Когда Гойтомир кое-как передал приезжим ответ Гарака, те сначала рассмеялись, а потом старший из них строго сказал:

— Переведи ему: лес и недра принадлежат казне, государству. И если он будет своевольничать, мы его строго накажем.

Но это не испугало Гарака.

— Что в земле, я не знаю, — сказал он. — Из земли выходят родники, реки. Эту воду мы считаем общей. Воздух тоже. А верхняя земля и лес принадлежат хозяевам. Я свой лес рубил, рублю и буду рубить… Камни в очаге не горят. Если царю холодно, я могу поделиться с ним дровами. Но почему он решил мое считать своим, я не знаю.

Старший чиновник, узнав ответ Гарака, очень рассердился. Он вскочил, затопал ногами, закричал. Но Гарак твердил свое. Разговор кончился тем, что его арестовали и увезли в город, в крепость.

Весь аул был возмущен этим происшествием. Не только Гарак — все не могли понять, как это царь лишает их лесов! Только воздуха, воды и дров горцы имели сколько угодно. А теперь им предлагали жить в лесу и умирать от холода.

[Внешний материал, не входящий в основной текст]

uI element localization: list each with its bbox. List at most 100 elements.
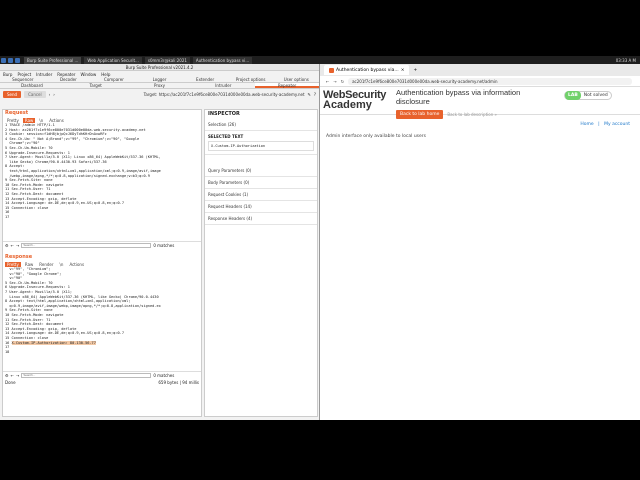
taskbar-tab-burp[interactable]: Burp Suite Professional ... xyxy=(24,56,82,64)
lab-title: Authentication bypass via information di… xyxy=(396,88,521,106)
menu-repeater[interactable]: Repeater xyxy=(57,72,75,77)
nav-my-account-link[interactable]: My account xyxy=(604,122,630,127)
tab-comparer[interactable]: Comparer xyxy=(91,77,137,82)
nav-back-icon[interactable]: ‹ xyxy=(49,92,51,97)
request-search-input[interactable] xyxy=(21,242,152,248)
response-line: 18 xyxy=(5,349,10,354)
tab-intruder[interactable]: Intruder xyxy=(191,83,255,88)
help-icon[interactable]: ? xyxy=(314,92,316,97)
edit-target-icon[interactable]: ✎ xyxy=(308,92,311,97)
next-icon[interactable]: → xyxy=(16,373,19,378)
selected-text-label: SELECTED TEXT xyxy=(208,134,244,139)
response-matches: 0 matches xyxy=(153,372,175,378)
tab-proxy[interactable]: Proxy xyxy=(128,83,192,88)
inspector-selection[interactable]: Selection (26) xyxy=(205,119,317,131)
nav-forward-icon[interactable]: › xyxy=(53,92,55,97)
menu-window[interactable]: Window xyxy=(80,72,96,77)
request-tab-actions[interactable]: Actions xyxy=(47,118,66,123)
nav-home-link[interactable]: Home xyxy=(580,122,593,127)
nav-separator: | xyxy=(598,122,600,127)
lab-status-widget: LAB Not solved xyxy=(564,91,612,100)
menu-help[interactable]: Help xyxy=(101,72,110,77)
tab-user-options[interactable]: User options xyxy=(273,77,319,82)
lab-description-link[interactable]: Back to lab description » xyxy=(447,112,497,117)
request-tab-raw[interactable]: Raw xyxy=(22,117,36,123)
back-to-lab-home-button[interactable]: Back to lab home xyxy=(396,110,444,119)
inspector-body-params[interactable]: Body Parameters (0) xyxy=(205,177,317,189)
status-left: Done xyxy=(5,380,16,385)
browser-tab-title: Authentication bypass via... xyxy=(336,67,399,73)
highlighted-line-number: 16 xyxy=(5,340,12,345)
repeater-controls: Send Cancel ‹ › Target: https://ac201f7c… xyxy=(0,89,319,99)
taskbar: Burp Suite Professional ... Web Applicat… xyxy=(0,56,640,64)
files-icon[interactable] xyxy=(8,57,13,63)
menu-intruder[interactable]: Intruder xyxy=(36,72,52,77)
back-icon[interactable]: ← xyxy=(326,79,329,84)
site-nav: Home | My account xyxy=(320,119,640,131)
response-tab-actions[interactable]: Actions xyxy=(67,262,86,267)
tab-sequencer[interactable]: Sequencer xyxy=(0,77,46,82)
tab-decoder[interactable]: Decoder xyxy=(46,77,92,82)
academy-logo[interactable]: WebSecurity Academy xyxy=(323,90,393,114)
settings-icon[interactable]: ⚙ xyxy=(5,243,9,248)
inspector-response-headers[interactable]: Response Headers (4) xyxy=(205,213,317,225)
next-icon[interactable]: → xyxy=(16,243,19,248)
response-body[interactable]: v="99", "Chromium"; v="90", "Google Chro… xyxy=(3,267,201,371)
request-matches: 0 matches xyxy=(153,242,175,248)
taskbar-tab-browser[interactable]: Web Application Securit... xyxy=(84,56,142,64)
inspector-request-cookies[interactable]: Request Cookies (1) xyxy=(205,189,317,201)
inspector-panel: INSPECTOR Selection (26) SELECTED TEXT X… xyxy=(204,109,318,417)
selected-text-block: SELECTED TEXT X-Custom-IP-Authorization xyxy=(205,131,317,155)
inspector-request-headers[interactable]: Request Headers (14) xyxy=(205,201,317,213)
close-icon[interactable]: × xyxy=(401,68,405,73)
prev-icon[interactable]: ← xyxy=(11,243,14,248)
response-title: Response xyxy=(5,254,33,260)
reload-icon[interactable]: ↻ xyxy=(341,79,344,84)
lab-info: Authentication bypass via information di… xyxy=(396,88,556,119)
status-right: 659 bytes | 94 millis xyxy=(158,380,199,385)
terminal-icon[interactable] xyxy=(15,57,20,63)
tab-logger[interactable]: Logger xyxy=(137,77,183,82)
tab-target[interactable]: Target xyxy=(64,83,128,88)
request-line: 17 xyxy=(5,214,10,219)
request-search-row: ⚙ ← → 0 matches xyxy=(3,241,201,248)
custom-ip-header: X-Custom-IP-Authorization: 80.130.56.77 xyxy=(11,340,96,345)
taskbar-tab-terminal[interactable]: s0mm3r@kali:2021 xyxy=(144,56,190,64)
request-tab-newline[interactable]: \n xyxy=(37,118,45,123)
request-response-editor: Request Pretty Raw \n Actions 1 TRACE /a… xyxy=(2,109,202,417)
response-tab-render[interactable]: Render xyxy=(37,262,55,267)
settings-icon[interactable]: ⚙ xyxy=(5,373,9,378)
response-tab-pretty[interactable]: Pretty xyxy=(5,261,21,267)
tab-project-options[interactable]: Project options xyxy=(228,77,274,82)
cancel-button[interactable]: Cancel xyxy=(24,90,46,98)
request-tab-pretty[interactable]: Pretty xyxy=(5,118,21,123)
response-tab-raw[interactable]: Raw xyxy=(23,262,35,267)
browser-urlbar: ← → ↻ ac201f7c1e9f6ce800e7031d000e00da.w… xyxy=(320,76,640,87)
url-input[interactable]: ac201f7c1e9f6ce800e7031d000e00da.web-sec… xyxy=(348,77,632,85)
browser-window: Authentication bypass via... × + ← → ↻ a… xyxy=(320,64,640,420)
status-bar: Done 659 bytes | 94 millis xyxy=(3,378,201,387)
new-tab-icon[interactable]: + xyxy=(413,68,417,73)
menu-burp[interactable]: Burp xyxy=(3,72,12,77)
burp-window: Burp Suite Professional v2021.4.2 Burp P… xyxy=(0,64,320,420)
inspector-query-params[interactable]: Query Parameters (0) xyxy=(205,165,317,177)
browser-tab[interactable]: Authentication bypass via... × xyxy=(324,65,410,75)
tab-dashboard[interactable]: Dashboard xyxy=(0,83,64,88)
taskbar-tab-lab[interactable]: Authentication bypass vi... xyxy=(192,56,253,64)
tab-extender[interactable]: Extender xyxy=(182,77,228,82)
menu-project[interactable]: Project xyxy=(17,72,31,77)
tab-repeater[interactable]: Repeater xyxy=(255,83,319,88)
response-search-input[interactable] xyxy=(21,372,152,378)
request-body[interactable]: 1 TRACE /admin HTTP/1.1 2 Host: ac201f7c1… xyxy=(3,123,201,241)
lab-status: Not solved xyxy=(583,93,608,98)
kali-menu-icon[interactable] xyxy=(1,57,6,63)
forward-icon[interactable]: → xyxy=(333,79,336,84)
burp-title: Burp Suite Professional v2021.4.2 xyxy=(0,64,319,71)
send-button[interactable]: Send xyxy=(3,90,22,98)
lab-badge: LAB xyxy=(565,91,581,100)
clock: 03:33 A M xyxy=(615,57,636,63)
response-tab-newline[interactable]: \n xyxy=(58,262,66,267)
selected-text-value[interactable]: X-Custom-IP-Authorization xyxy=(208,141,314,151)
request-title: Request xyxy=(5,110,29,116)
prev-icon[interactable]: ← xyxy=(11,373,14,378)
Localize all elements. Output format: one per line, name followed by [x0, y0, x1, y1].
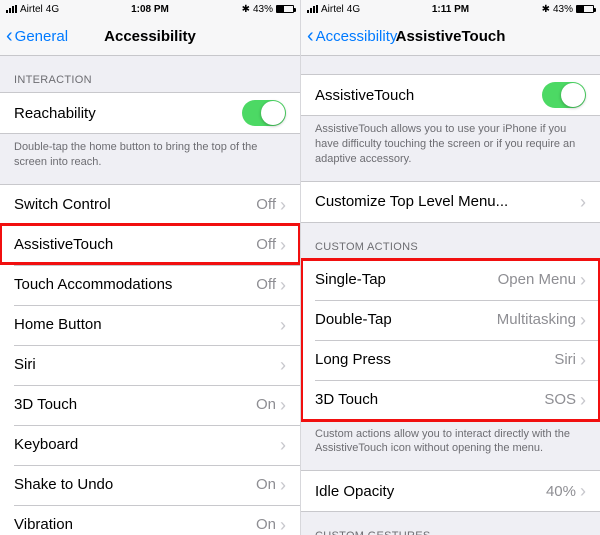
section-header-interaction: INTERACTION — [0, 56, 300, 92]
row-keyboard[interactable]: Keyboard › — [0, 425, 300, 465]
back-label: Accessibility — [316, 28, 398, 45]
row-idle-opacity[interactable]: Idle Opacity 40% › — [301, 471, 600, 511]
row-label: Customize Top Level Menu... — [315, 193, 580, 210]
status-bar: Airtel 4G 1:11 PM ✱ 43% — [301, 0, 600, 18]
row-label: Home Button — [14, 316, 280, 333]
row-label: Reachability — [14, 105, 242, 122]
row-3d-touch[interactable]: 3D Touch On › — [0, 385, 300, 425]
chevron-right-icon: › — [580, 391, 586, 409]
screen-assistivetouch: Airtel 4G 1:11 PM ✱ 43% ‹ Accessibility … — [300, 0, 600, 535]
row-value: On — [256, 476, 276, 493]
chevron-right-icon: › — [280, 476, 286, 494]
row-value: Off — [256, 196, 276, 213]
chevron-right-icon: › — [280, 516, 286, 534]
back-button[interactable]: ‹ General — [6, 28, 68, 46]
chevron-right-icon: › — [280, 276, 286, 294]
section-header-custom-gestures: CUSTOM GESTURES — [301, 512, 600, 535]
row-customize-top-level[interactable]: Customize Top Level Menu... › — [301, 182, 600, 222]
battery-icon — [276, 5, 294, 13]
toggle-assistivetouch[interactable] — [542, 82, 586, 108]
chevron-left-icon: ‹ — [6, 26, 13, 46]
row-label: Siri — [14, 356, 280, 373]
back-label: General — [15, 28, 68, 45]
battery-icon — [576, 5, 594, 13]
screen-accessibility: Airtel 4G 1:08 PM ✱ 43% ‹ General Access… — [0, 0, 300, 535]
chevron-right-icon: › — [580, 271, 586, 289]
row-long-press[interactable]: Long Press Siri › — [301, 340, 600, 380]
row-label: Single-Tap — [315, 271, 498, 288]
section-header-custom-actions: CUSTOM ACTIONS — [301, 223, 600, 259]
row-double-tap[interactable]: Double-Tap Multitasking › — [301, 300, 600, 340]
row-assistivetouch[interactable]: AssistiveTouch Off › — [0, 225, 300, 265]
nav-bar: ‹ Accessibility AssistiveTouch — [301, 18, 600, 56]
row-label: Idle Opacity — [315, 483, 546, 500]
row-label: Keyboard — [14, 436, 280, 453]
content: INTERACTION Reachability Double-tap the … — [0, 56, 300, 535]
row-label: Double-Tap — [315, 311, 497, 328]
chevron-left-icon: ‹ — [307, 26, 314, 46]
row-value: On — [256, 396, 276, 413]
row-value: Open Menu — [498, 271, 576, 288]
row-siri[interactable]: Siri › — [0, 345, 300, 385]
interaction-rows-group: Switch Control Off › AssistiveTouch Off … — [0, 184, 300, 535]
row-switch-control[interactable]: Switch Control Off › — [0, 185, 300, 225]
row-label: AssistiveTouch — [14, 236, 256, 253]
section-footer: AssistiveTouch allows you to use your iP… — [301, 116, 600, 181]
row-value: On — [256, 516, 276, 533]
row-assistivetouch-toggle[interactable]: AssistiveTouch — [301, 75, 600, 115]
clock: 1:08 PM — [0, 4, 300, 15]
row-3d-touch-action[interactable]: 3D Touch SOS › — [301, 380, 600, 420]
row-label: Touch Accommodations — [14, 276, 256, 293]
section-footer: Custom actions allow you to interact dir… — [301, 421, 600, 471]
chevron-right-icon: › — [280, 356, 286, 374]
chevron-right-icon: › — [580, 311, 586, 329]
row-single-tap[interactable]: Single-Tap Open Menu › — [301, 260, 600, 300]
back-button[interactable]: ‹ Accessibility — [307, 28, 397, 46]
row-label: Switch Control — [14, 196, 256, 213]
chevron-right-icon: › — [280, 236, 286, 254]
row-vibration[interactable]: Vibration On › — [0, 505, 300, 535]
custom-actions-group: Single-Tap Open Menu › Double-Tap Multit… — [301, 259, 600, 421]
row-reachability[interactable]: Reachability — [0, 93, 300, 133]
row-label: 3D Touch — [14, 396, 256, 413]
toggle-reachability[interactable] — [242, 100, 286, 126]
row-value: 40% — [546, 483, 576, 500]
row-value: Off — [256, 236, 276, 253]
row-label: AssistiveTouch — [315, 87, 542, 104]
chevron-right-icon: › — [580, 193, 586, 211]
status-bar: Airtel 4G 1:08 PM ✱ 43% — [0, 0, 300, 18]
chevron-right-icon: › — [280, 396, 286, 414]
row-shake-to-undo[interactable]: Shake to Undo On › — [0, 465, 300, 505]
row-value: Off — [256, 276, 276, 293]
row-label: Vibration — [14, 516, 256, 533]
row-label: 3D Touch — [315, 391, 544, 408]
row-label: Long Press — [315, 351, 554, 368]
row-touch-accommodations[interactable]: Touch Accommodations Off › — [0, 265, 300, 305]
row-home-button[interactable]: Home Button › — [0, 305, 300, 345]
row-value: Siri — [554, 351, 576, 368]
chevron-right-icon: › — [280, 316, 286, 334]
chevron-right-icon: › — [280, 196, 286, 214]
nav-bar: ‹ General Accessibility — [0, 18, 300, 56]
chevron-right-icon: › — [580, 351, 586, 369]
row-value: SOS — [544, 391, 576, 408]
row-value: Multitasking — [497, 311, 576, 328]
content: AssistiveTouch AssistiveTouch allows you… — [301, 56, 600, 535]
chevron-right-icon: › — [580, 482, 586, 500]
chevron-right-icon: › — [280, 436, 286, 454]
section-footer: Double-tap the home button to bring the … — [0, 134, 300, 184]
row-label: Shake to Undo — [14, 476, 256, 493]
clock: 1:11 PM — [301, 4, 600, 15]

Докки целыми днями принимала женщин, которые приходили к ней высказать соболезнования. Калой забросил друзей, игры и все время пропадал на перевале Трех Обелисков, откуда далеко была видна тропа, по которой увели Гарака.

Наконец в месяц заготовки на зиму мяса[46], дней двадцать спустя после ареста, ясным, прохладным утром Калой увидел далеко на тропе Гарака.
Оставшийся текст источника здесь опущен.